Wisconsin DNR Set to Buy Largest Land Acquisition in the State's History

May 17, 2012 Updated Nov 1, 2013 at 6:43 AM CDT

Brule, MN (Northland's NewsCenter) --- The Wisconsin Department of Natural Resources (DNR) is set to buy over 67,000 acres of land from the Lyme St. Croix Forest Company in the largest recreational and forest land acquisition in the state's history.

The land, which will be named the Brule-St. Croix Legacy Forest, is located at the headwaters of the St. Croix and Bois-Brule rivers in the state’s northwest sands area in Douglas, Bayfield, Burnett and Washburn Counties.
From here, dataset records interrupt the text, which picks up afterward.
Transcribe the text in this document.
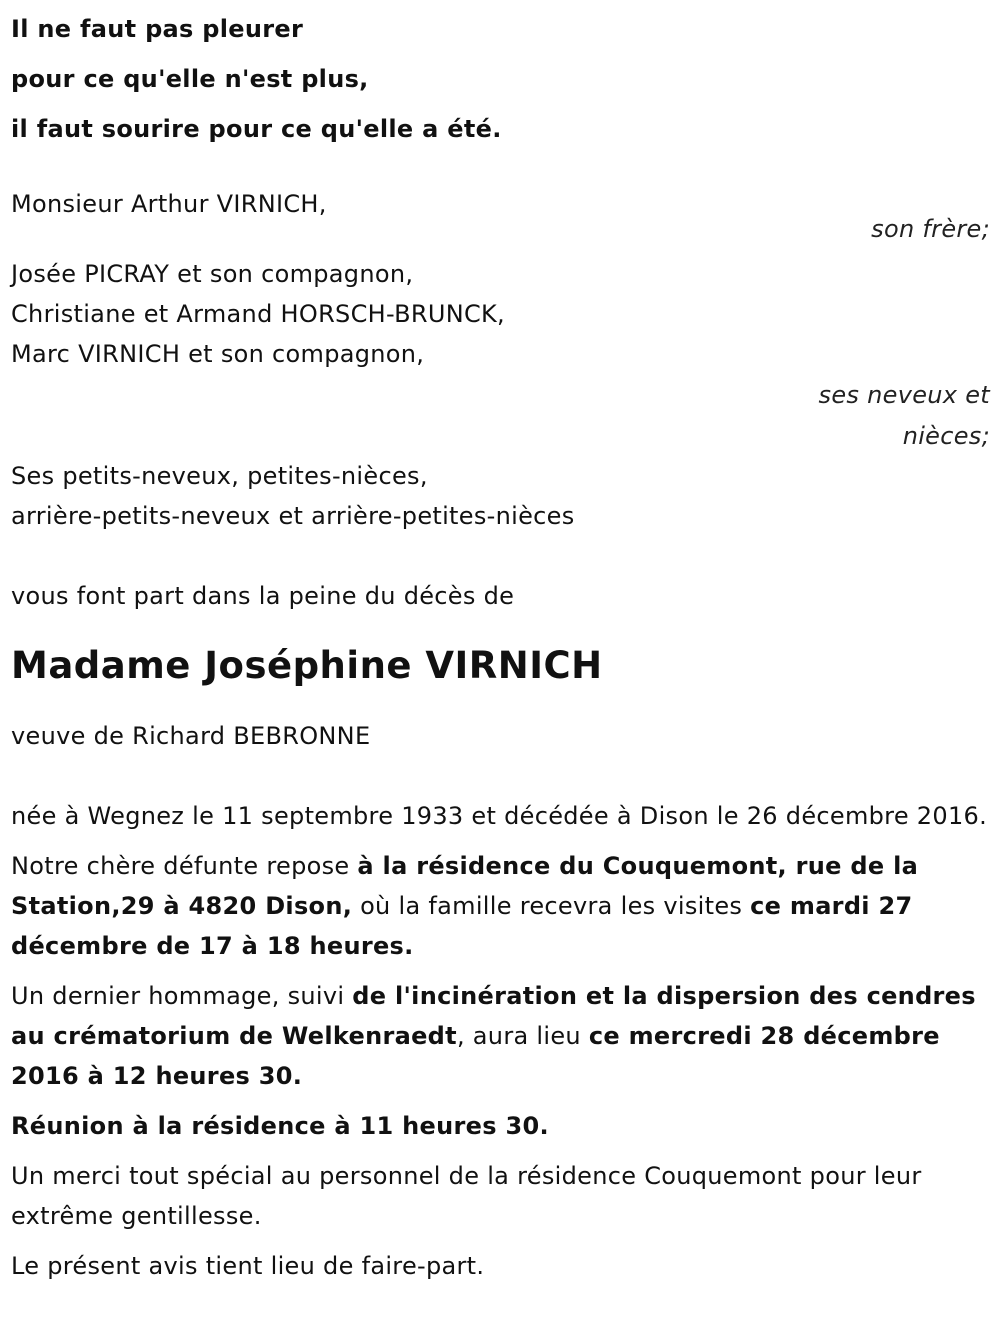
Il ne faut pas pleurer

pour ce qu'elle n'est plus,

il faut sourire pour ce qu'elle a été.

Monsieur Arthur VIRNICH,

son frère;

Josée PICRAY et son compagnon,

Christiane et Armand HORSCH-BRUNCK,

Marc VIRNICH et son compagnon,

ses neveux et

nièces;

Ses petits-neveux, petites-nièces,

arrière-petits-neveux et arrière-petites-nièces

vous font part dans la peine du décès de

Madame Joséphine VIRNICH

veuve de Richard BEBRONNE

née à Wegnez le 11 septembre 1933 et décédée à Dison le 26 décembre 2016.

Notre chère défunte repose à la résidence du Couquemont, rue de la Station,29 à 4820 Dison, où la famille recevra les visites ce mardi 27 décembre de 17 à 18 heures.

Un dernier hommage, suivi de l'incinération et la dispersion des cendres au crématorium de Welkenraedt, aura lieu ce mercredi 28 décembre 2016 à 12 heures 30.

Réunion à la résidence à 11 heures 30.

Un merci tout spécial au personnel de la résidence Couquemont pour leur extrême gentillesse.

Le présent avis tient lieu de faire-part.
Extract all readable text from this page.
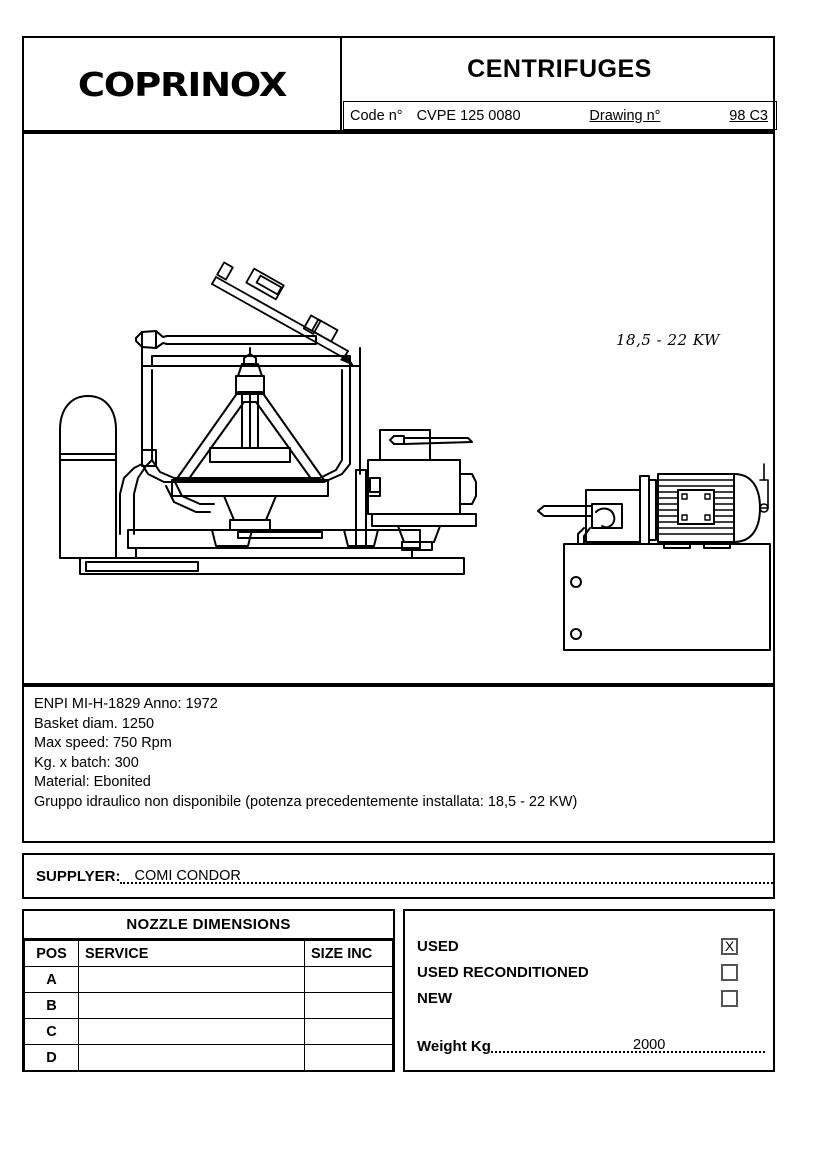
COPRINOX	CENTRIFUGES
Code n° CVPE 125 0080	Drawing n°	98 C3
18,5 - 22 KW
ENPI MI-H-1829 Anno: 1972
Basket diam. 1250
Max speed: 750 Rpm
Kg. x batch: 300
Material: Ebonited
Gruppo idraulico non disponibile (potenza precedentemente installata: 18,5 - 22 KW)
SUPPLYER: COMI CONDOR
NOZZLE DIMENSIONS
POS	SERVICE	SIZE INC
A		
B		
C		
D		
USED	X
USED RECONDITIONED
NEW
Weight Kg	2000
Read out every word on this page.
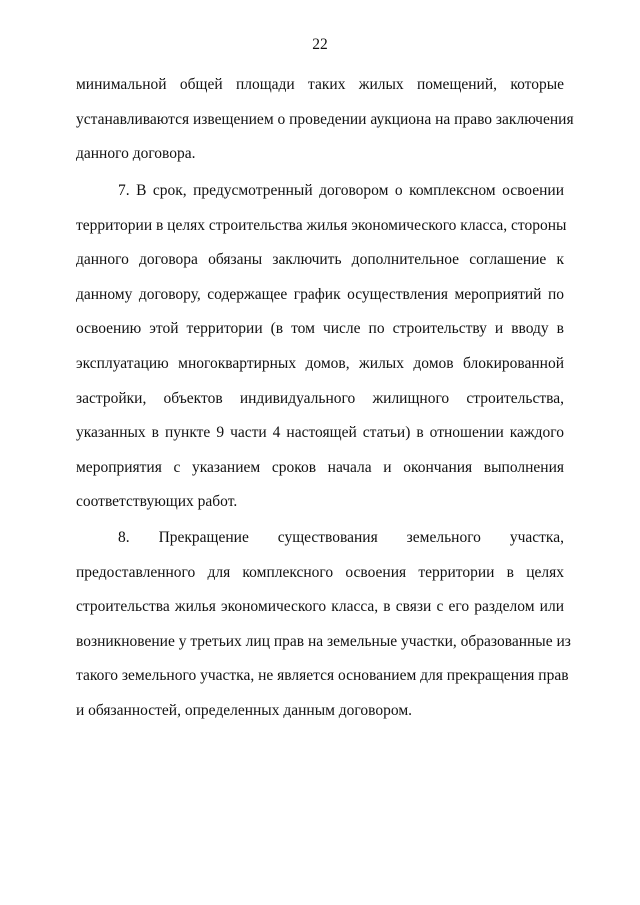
22
минимальной общей площади таких жилых помещений, которые
устанавливаются извещением о проведении аукциона на право заключения
данного договора.
7. В срок, предусмотренный договором о комплексном освоении
территории в целях строительства жилья экономического класса, стороны
данного договора обязаны заключить дополнительное соглашение к
данному договору, содержащее график осуществления мероприятий по
освоению этой территории (в том числе по строительству и вводу в
эксплуатацию многоквартирных домов, жилых домов блокированной
застройки, объектов индивидуального жилищного строительства,
указанных в пункте 9 части 4 настоящей статьи) в отношении каждого
мероприятия с указанием сроков начала и окончания выполнения
соответствующих работ.
8. Прекращение существования земельного участка,
предоставленного для комплексного освоения территории в целях
строительства жилья экономического класса, в связи с его разделом или
возникновение у третьих лиц прав на земельные участки, образованные из
такого земельного участка, не является основанием для прекращения прав
и обязанностей, определенных данным договором.
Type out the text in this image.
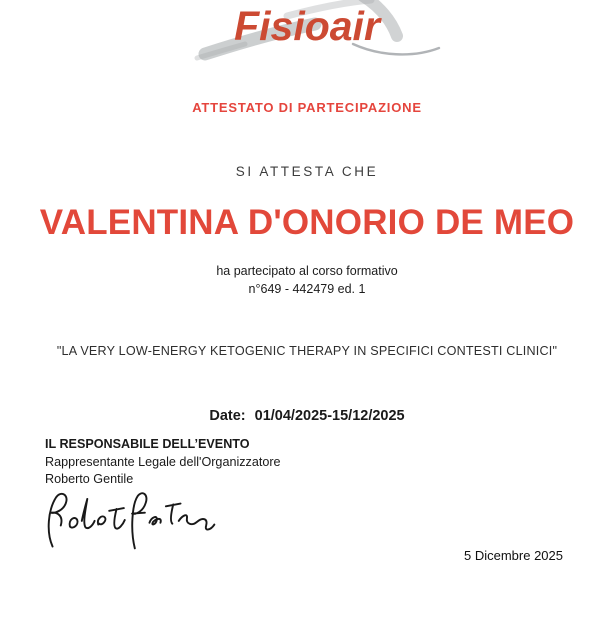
Fisioair
ATTESTATO DI PARTECIPAZIONE
SI ATTESTA CHE
VALENTINA D'ONORIO DE MEO
ha partecipato al corso formativo
n°649 - 442479 ed. 1
"LA VERY LOW-ENERGY KETOGENIC THERAPY IN SPECIFICI CONTESTI CLINICI"
Date: 01/04/2025-15/12/2025
IL RESPONSABILE DELL’EVENTO
Rappresentante Legale dell'Organizzatore
Roberto Gentile
5 Dicembre 2025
This proposed piece of land includes 80 small lakes and ponds, 14 miles of streams, and a globally significant pine barrens habitat.

About 20,000 acres of the purchase are located within the Brule River State Forest boundaries.

DNR Secretary Cathy Stepp says that this purchase will open up more area for hunting, fishing, trapping, hiking, skiing, bird-watching, and ATV and snowmobile trails.

“At the same time, the land remains in private ownership, on the tax rolls and will be managed sustainably for forestry purposes," added Stepp. "It’s a win-win for everybody that will help maintain the celebrated forested character of the north.”

The DNR will review the proposed purchase of the 67,000 acres and once approved, will send the proposal to the Wisconsin legislature and the Governor for the final approval.

The DNR plans to purchase all 67,346 acres of land in two phases. In the first phase, the DNR will purchase 44,679 acres of the forest as a working forest easement. This first phase will cost $11,260,000.'

In the second phase, the DNR will purchase the remaining 22,667 at a price of $6,007,000, also as a working forest easement. The second phase transaction won't happen until 2014.

The entire 67,346 acres will cost $17,267,000.

A working forest easement allows the purchased land to be open to the public while the property remains under private ownership, keeping property on the tax rolls, allowing sustainable timber harvest practices and minimizing state costs with the low easement versus full ownership cost.